Folgendes Fazit ist zu ziehen:

1.  Insofern sich Wissenschaft mit der Erforschung des Endlichen befaßt und einem Nicht-Glaubenden die Maßstäbe für den christlichen Glauben fehlen, ist Herr Rademachers Versuch, dem historischen Jesus gerecht zu werden, von vorneherein zum Scheitern verurteilt. Sein erzählerisches Talent und sein Einfallsreichtum sind bewundernswert, aber zwischen Fiktion und Realität ist eben ein riesengroßer Unterschied.

2.  Der Sinn des menschlichen Lebens kann nicht in der Endlichkeit von Raum und Zeit gefunden werden. Die Erforschung des Endlichen ist kein Endzweck. Die Zeitschrift GEO tut gut daran, die Möglichkeiten und Grenzen der Wissenschaft hinsichtlich des menschlichen Lebenssinns zu reflektieren und nicht im Unbestimmten zu lassen. Sie sollte sich nicht anmaßen, etwas leisten zu können, was sie nicht leisten kann.

3.  Das Heil des Menschen liegt nicht in der Wissenschaft und im Endlichen, sondern im Glauben an Gott, in dem alle Geheimnisse des Endlichen ihren Ursprung haben und der die Quelle jeder wahren Erkenntnis ist. Wissenschaft und Umgang mit technischen Errungenschaften allein bieten nur kurzzeitige Befriedigung, aber keine wirkliche Zukunftshoffnung.

4.  Der christliche Glaube ist die Ergänzung und Vollendung des Wissens um die Bedingungen der menschlichen Existenz. Dieses Wissen erlangt man durch aufrichtige und geduldige Bemühung.

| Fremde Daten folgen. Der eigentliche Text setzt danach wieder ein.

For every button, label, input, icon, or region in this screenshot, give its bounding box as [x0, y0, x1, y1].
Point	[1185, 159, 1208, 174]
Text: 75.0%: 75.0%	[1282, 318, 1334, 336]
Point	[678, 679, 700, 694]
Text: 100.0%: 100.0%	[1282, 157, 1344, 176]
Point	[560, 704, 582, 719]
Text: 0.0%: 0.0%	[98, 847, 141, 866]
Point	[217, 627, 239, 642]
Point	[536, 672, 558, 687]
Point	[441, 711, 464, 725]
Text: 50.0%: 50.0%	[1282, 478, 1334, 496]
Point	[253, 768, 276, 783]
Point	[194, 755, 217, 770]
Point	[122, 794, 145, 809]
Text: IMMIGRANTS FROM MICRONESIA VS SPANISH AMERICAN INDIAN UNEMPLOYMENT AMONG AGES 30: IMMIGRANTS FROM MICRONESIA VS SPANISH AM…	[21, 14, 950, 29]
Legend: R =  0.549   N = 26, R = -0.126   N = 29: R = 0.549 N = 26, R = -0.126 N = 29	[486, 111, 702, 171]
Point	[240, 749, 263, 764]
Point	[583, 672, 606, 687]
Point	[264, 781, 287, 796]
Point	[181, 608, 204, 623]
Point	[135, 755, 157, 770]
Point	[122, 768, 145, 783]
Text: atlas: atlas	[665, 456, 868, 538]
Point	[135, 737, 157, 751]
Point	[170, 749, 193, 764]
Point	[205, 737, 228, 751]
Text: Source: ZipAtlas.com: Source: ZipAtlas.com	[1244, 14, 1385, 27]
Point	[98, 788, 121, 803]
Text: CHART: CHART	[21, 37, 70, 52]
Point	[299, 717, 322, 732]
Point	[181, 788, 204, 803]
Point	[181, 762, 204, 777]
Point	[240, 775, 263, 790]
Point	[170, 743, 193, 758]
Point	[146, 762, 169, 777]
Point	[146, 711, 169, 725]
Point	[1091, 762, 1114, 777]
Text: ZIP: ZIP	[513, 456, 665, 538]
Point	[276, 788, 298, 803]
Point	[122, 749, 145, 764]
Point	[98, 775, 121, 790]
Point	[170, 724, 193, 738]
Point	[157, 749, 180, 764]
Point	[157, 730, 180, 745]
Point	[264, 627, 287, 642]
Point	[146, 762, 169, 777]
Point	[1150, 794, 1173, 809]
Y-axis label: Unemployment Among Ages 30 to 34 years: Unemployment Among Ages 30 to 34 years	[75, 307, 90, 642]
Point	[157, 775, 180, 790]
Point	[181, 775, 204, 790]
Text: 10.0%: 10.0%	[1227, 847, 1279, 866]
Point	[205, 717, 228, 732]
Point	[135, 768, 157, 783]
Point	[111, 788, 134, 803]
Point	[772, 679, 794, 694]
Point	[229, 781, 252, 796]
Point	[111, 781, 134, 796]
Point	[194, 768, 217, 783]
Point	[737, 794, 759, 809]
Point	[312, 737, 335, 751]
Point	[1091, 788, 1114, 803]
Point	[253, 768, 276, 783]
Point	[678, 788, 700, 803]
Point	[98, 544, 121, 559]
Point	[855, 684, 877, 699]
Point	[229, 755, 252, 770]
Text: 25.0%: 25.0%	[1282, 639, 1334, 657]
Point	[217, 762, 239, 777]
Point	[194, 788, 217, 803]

5.  Der Jesus der neutestamentlichen Schriften ist nicht aus mythologischer Analogie und archetypischen Bildern des Unterbewußten entstanden, sondern ist durch den Geist treuer Überlieferung Wort gewordenene Wirklichkeit des Menschen schlechthin, von der her die Wirklichkeit der menschlichen Existenz und alles Seienden ihre wahre Bedeutung erhält.

Abschließende Bemerkung:

Rademachers journalistischer Stil entwirft ein geschichtliches Panorama, von dessen Perspektive her die Jesusgestalt eine kaum wahrnehmbare Existenz führt und zu einer quantité negligeable im Strom geschichtlicher Ereignisfülle wird. Ein in dieser Sicht von ihrem Gründer weitgehend losgelöstes Christentum wird zu einem intellektuell beurteilbaren Phänomen der Religionsgeschichte reduziert.